FunRec: Reconstructing Functional 3D Scenes from Egocentric Interaction Videos
Abstract Overview
FunREC is a training-free, optimization-based system that reconstructs functional 3D digital twins of indoor scenes from a single egocentric RGB-D interaction video. The method segments the video into static and dynamic fragments, discovers articulated parts, estimates their kinematic parameters (revolute or prismatic joints) and per-frame poses, and reconstructs both static geometry and moving parts in canonical space using TSDF fusion. It integrates geometric reasoning with semantic and motion priors from foundation models, including a video-language model for interaction detection, point trackers for sparse 3D trajectories, and SAM2 for dense part segmentation. The paper also introduces two new egocentric interaction datasets—RealFun4D (351 real interaction videos across 60 apartments) and OmniFun4D (127 photorealistic simulated sequences in 12 OmniGibson scenes)—to evaluate functional scene reconstruction.
Novelty
The primary contribution is scene-scale articulated reconstruction from in-the-wild egocentric interaction video without requiring controlled multi-state capture, CAD priors, pre-scanned object models, or any training. The work also introduces two new benchmarks (RealFun4D and OmniFun4D) specifically designed for evaluating functional 3D scene reconstruction from realistic human-scene interactions.
Results
Across OmniFun4D, HOI4D, and RealFun4D, FunREC achieves the best performance among all compared methods in articulated motion estimation, moving-part segmentation (mIoU of 77.9, 76.4, and 74.8 respectively, versus the next-best 23.6–26.8), 6D part pose estimation (up to 79.43% ADD-S / 69.85% ADD, representing more than a twofold improvement over BundleSDF), and reconstruction quality (Chamfer Distance of 3.2 cm, 0.7 cm, and 6.1 cm). The system is further demonstrated for URDF/USD export into physics simulators, hand-guided affordance mapping, and robot-scene interaction from human demonstrations.
Key Points
- FunREC reconstructs articulated indoor scenes from a single egocentric RGB-D interaction video by jointly estimating camera motion, part motion, articulation parameters (revolute and prismatic joints), and geometry through a training-free optimization pipeline leveraging foundation model priors.

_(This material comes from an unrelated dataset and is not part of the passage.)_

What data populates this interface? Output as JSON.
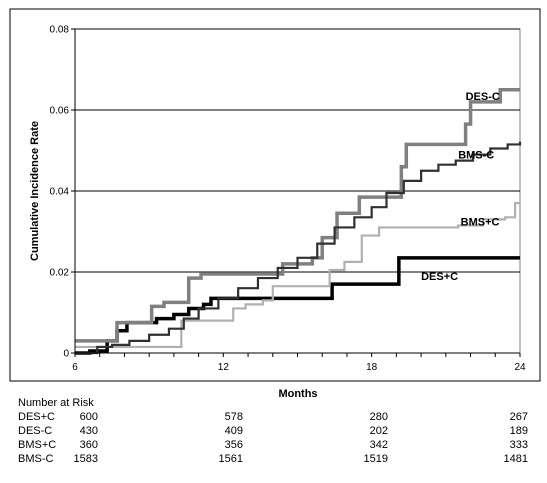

- The authors introduce RealFun4D (351 real interaction videos across 60 apartments in four countries) and OmniFun4D (127 photorealistic simulated sequences in 12 OmniGibson scenes), two new datasets for evaluating functional 3D scene reconstruction.
- Experiments show large improvements over prior baselines—including over 50 mIoU gain in part segmentation and 5–10× lower articulation and pose errors—while producing simulation-compatible scene representations demonstrated in URDF/USD export, affordance mapping, and robotic interaction.